Although I can use it for complicated work, most of my time is spent “relaxing” on the computer. My “relaxing” begins as soon as I wake up and amble down to the den in my pink, fluffy, flannel pjs. Turning the computer on and waiting for it to warm up for the day, I carefully brew my cup of tea as a “wake me up”. That is where the computer begins its day; aligning with my special teacup to set the temperature of my tea to ensure it remains the same temperature for two hours. A clever person must have been the one to program it to do that! An even cleverer person has developed “apps” that lets me do everything on my phone!

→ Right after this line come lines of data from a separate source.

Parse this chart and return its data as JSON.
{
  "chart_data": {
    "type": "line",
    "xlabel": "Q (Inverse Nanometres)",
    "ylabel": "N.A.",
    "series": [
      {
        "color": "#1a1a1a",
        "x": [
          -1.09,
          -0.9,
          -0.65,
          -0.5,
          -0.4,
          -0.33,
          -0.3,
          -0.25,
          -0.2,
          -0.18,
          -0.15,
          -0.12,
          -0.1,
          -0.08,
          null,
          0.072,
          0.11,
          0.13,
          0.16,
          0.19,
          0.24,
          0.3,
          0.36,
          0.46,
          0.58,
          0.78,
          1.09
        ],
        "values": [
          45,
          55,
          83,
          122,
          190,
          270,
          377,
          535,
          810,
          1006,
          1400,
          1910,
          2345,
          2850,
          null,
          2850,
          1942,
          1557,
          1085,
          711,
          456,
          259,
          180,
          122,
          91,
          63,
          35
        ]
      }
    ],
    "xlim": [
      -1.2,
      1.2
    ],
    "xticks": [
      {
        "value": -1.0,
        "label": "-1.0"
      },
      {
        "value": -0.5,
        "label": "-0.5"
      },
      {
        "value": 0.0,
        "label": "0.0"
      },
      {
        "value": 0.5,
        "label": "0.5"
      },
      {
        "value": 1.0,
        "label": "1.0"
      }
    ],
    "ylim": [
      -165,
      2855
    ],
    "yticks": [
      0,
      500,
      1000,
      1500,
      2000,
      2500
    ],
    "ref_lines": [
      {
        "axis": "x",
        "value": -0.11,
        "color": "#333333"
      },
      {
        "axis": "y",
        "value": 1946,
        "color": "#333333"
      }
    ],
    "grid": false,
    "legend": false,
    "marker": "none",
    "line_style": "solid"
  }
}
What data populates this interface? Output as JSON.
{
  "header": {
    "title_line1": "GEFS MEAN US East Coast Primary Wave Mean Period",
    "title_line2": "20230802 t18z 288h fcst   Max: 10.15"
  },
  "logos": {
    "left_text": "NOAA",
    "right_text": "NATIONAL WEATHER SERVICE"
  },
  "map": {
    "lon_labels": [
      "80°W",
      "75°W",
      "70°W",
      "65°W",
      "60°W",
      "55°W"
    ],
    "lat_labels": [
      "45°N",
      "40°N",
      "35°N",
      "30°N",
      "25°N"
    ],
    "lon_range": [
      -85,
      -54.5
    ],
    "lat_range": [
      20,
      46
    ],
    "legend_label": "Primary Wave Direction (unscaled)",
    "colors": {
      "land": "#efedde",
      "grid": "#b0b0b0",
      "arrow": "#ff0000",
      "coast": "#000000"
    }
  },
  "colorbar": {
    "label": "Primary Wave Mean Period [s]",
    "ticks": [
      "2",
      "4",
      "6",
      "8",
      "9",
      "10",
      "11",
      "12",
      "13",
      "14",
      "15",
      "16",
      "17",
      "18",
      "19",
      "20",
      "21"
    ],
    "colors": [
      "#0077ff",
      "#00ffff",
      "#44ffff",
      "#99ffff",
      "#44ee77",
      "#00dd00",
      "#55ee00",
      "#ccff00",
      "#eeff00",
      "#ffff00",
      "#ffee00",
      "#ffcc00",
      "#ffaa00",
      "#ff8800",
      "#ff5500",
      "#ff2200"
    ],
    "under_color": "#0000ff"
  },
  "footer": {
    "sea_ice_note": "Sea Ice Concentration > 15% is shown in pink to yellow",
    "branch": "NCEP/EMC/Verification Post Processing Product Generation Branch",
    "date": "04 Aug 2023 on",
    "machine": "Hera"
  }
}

Reading my e-mail and Facebook are priorities that are soon replaced by games. My brain is full of swirling thoughts to work out, so there is nothing better than to sit down and play mindless games. During the workday, I have to force myself to limit my playing time in order to get ready for work, although I admit there have been a few days that the time left for me to get ready is miniscule. Rushing, I brush my teeth, throw on my clothes, (which are sometimes backwards or inside out,) and rush out the door, using time stopped at red lights to comb my hair and put on lip-gloss. Weekends are a different story with time to play extended. Convinced that playing clears my mind so I can get on with the rest of the day, I often find myself sitting at the computer or playing on my phone for three hours or more. Three hours or more! The dishes sit in the sink, the dirty laundry is piled on the floor, the refrigerator remains empty, and the bed is unmade. Oh, no! Although my goal for playing the games is to relax, there is no proof that this actually happens. Most of the games are meant to be played casually, calmly and quietly. I, however, seem to play them with an obsessive vengeance, as though by going through the motions of playing, my whirling thoughts can flitter away. One game played is supposed to be Zen-like; soothing flute music calmly playing, idyllic flowers and waterfalls flowing in the background, the answers are supposed to be provided in a soft, somewhat magical, sweeping motion. My fingers, however, provide the answers in a hard, frantic sweep; so hard my fingernails scratch the screen! It is not relaxing at all. Oh, no, I am a computerholic!

Hubby accuses me of spending so much time on the games in order to fill the emptiness because our children have all reached adulthood. Used to driving them here and there, dressing them, guiding them, playing with them, laughing with them and loving them, the fact that they are individual young people leaves little room for my nurturing. Oh, no! I think he is right! It must be time to get a dog.